The FTC’s move to block the acquisition is rooted in concerns that Microsoft, the maker of the Xbox console, would gain control of high-level video game franchises and enable it to harm competition such as Sony, which produces the PlayStation console, a rival to Xbox.

In a filed complaint, the commission pointed out that Microsoft has had a record of acquiring gaming content to suppress competition, citing the corporation’s acquisition of ZeniMax, the parent company of major game developer Bethesda. The commission added in the complaint that Microsoft made several Bethesda games, such “Starfield” and “Redfall,” available on Microsoft’s platforms only, despite assurances the company gave to European antitrust authorities.

The commission noted that Activision offers its games on multiple gaming devices regardless of producer.

Activision at Pen Factory 2701 Olympic Blvd. Santa Monica, CA
Activision’s Santa Monica campus.

‘Deal will close’

Despite the challenge, Activision Blizzard is confident things will go according to plan. In a press release issued the same day as the commission’s announcement, Kotick said, “This sounds alarming, so I want to reinforce my confidence that this deal will close. The allegation that this deal is anti-competitive doesn’t align with the facts, and we believe we’ll win this challenge.”

In an internal email to Activision Blizzard staff, the company emphasized that Microsoft had spent time promising global regulators, video game players and competing platforms that it would not make “Call of Duty” exclusive to Xbox. The company added that doing so “doesn’t make good business sense” and that it would destroy Microsoft’s brand and its trust with players.

“Call of Duty,” which offers microtransactions for virtual goods within its games, has tens of millions of monthly players across multiple consoles, according to estimates from Activeplayer.io. Some of the virtual goods within Call of Duty include character attire, weapons and cosmetic items.

Last year, Activision Blizzard reported that it made $5.1 billion just from microtransactions within its games.

Adler believes the deal will go through despite the commission’s challenge, saying that it does not consider just how many consoles are competing in the market and that the vertical, non-competitive nature of the acquisition helps Microsoft’s case. In other words, Microsoft, a console and video game service producer, is not in direct competition with Activision Blizzard, a video game developer and publisher.
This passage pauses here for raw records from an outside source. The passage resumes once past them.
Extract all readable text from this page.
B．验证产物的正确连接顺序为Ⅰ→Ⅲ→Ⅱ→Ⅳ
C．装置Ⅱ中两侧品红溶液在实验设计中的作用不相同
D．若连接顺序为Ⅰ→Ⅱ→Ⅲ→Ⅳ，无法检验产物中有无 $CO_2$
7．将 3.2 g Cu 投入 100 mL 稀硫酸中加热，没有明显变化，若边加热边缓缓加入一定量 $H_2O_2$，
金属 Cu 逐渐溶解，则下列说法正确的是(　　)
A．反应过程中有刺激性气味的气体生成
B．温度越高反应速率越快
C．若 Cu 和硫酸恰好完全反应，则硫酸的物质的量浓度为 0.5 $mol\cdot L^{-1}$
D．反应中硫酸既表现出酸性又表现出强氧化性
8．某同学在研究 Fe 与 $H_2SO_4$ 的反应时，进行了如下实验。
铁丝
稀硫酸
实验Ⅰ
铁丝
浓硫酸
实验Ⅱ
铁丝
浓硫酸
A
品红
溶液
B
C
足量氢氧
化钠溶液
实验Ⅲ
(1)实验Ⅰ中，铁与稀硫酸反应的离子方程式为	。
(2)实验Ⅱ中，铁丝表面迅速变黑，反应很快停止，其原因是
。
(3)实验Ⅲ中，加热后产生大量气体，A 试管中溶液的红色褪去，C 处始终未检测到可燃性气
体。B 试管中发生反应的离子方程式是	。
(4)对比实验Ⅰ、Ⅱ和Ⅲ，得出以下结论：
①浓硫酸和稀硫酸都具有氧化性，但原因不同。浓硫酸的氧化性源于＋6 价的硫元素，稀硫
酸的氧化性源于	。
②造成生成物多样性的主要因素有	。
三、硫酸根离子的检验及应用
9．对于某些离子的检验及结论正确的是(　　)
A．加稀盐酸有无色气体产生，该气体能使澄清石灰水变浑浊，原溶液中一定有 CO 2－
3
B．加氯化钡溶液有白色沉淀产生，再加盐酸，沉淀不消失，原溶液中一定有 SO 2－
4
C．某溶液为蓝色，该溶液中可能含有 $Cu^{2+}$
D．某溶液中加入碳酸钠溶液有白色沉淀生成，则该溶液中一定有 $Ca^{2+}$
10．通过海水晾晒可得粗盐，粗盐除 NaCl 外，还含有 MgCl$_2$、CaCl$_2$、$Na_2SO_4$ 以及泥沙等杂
In addition to his work as an attorney, Adler also writes as a columnist for Escapist Magazine covering the intersection of law and comic books, movies, video games, and TV shows.

He also noted that the filed complaint itself will not stop the closing of the deal. For that to happen, the commission would have to file suit in federal court.

“A caveat about (the complaint) is that just because the proceeding won’t technically stop (the acquisition) as a matter of law, does not mean that Microsoft will decide to continue the transaction on schedule,” Adler said. “Microsoft may decide to delay the closing to see how things play out and to avoid the risk of having to unwind the transaction.”

According to Adler, if Microsoft was to lose the challenge, the company would need to spin off its new assets, a risk that could cause Microsoft to delay the official closing of the deal to avoid such action.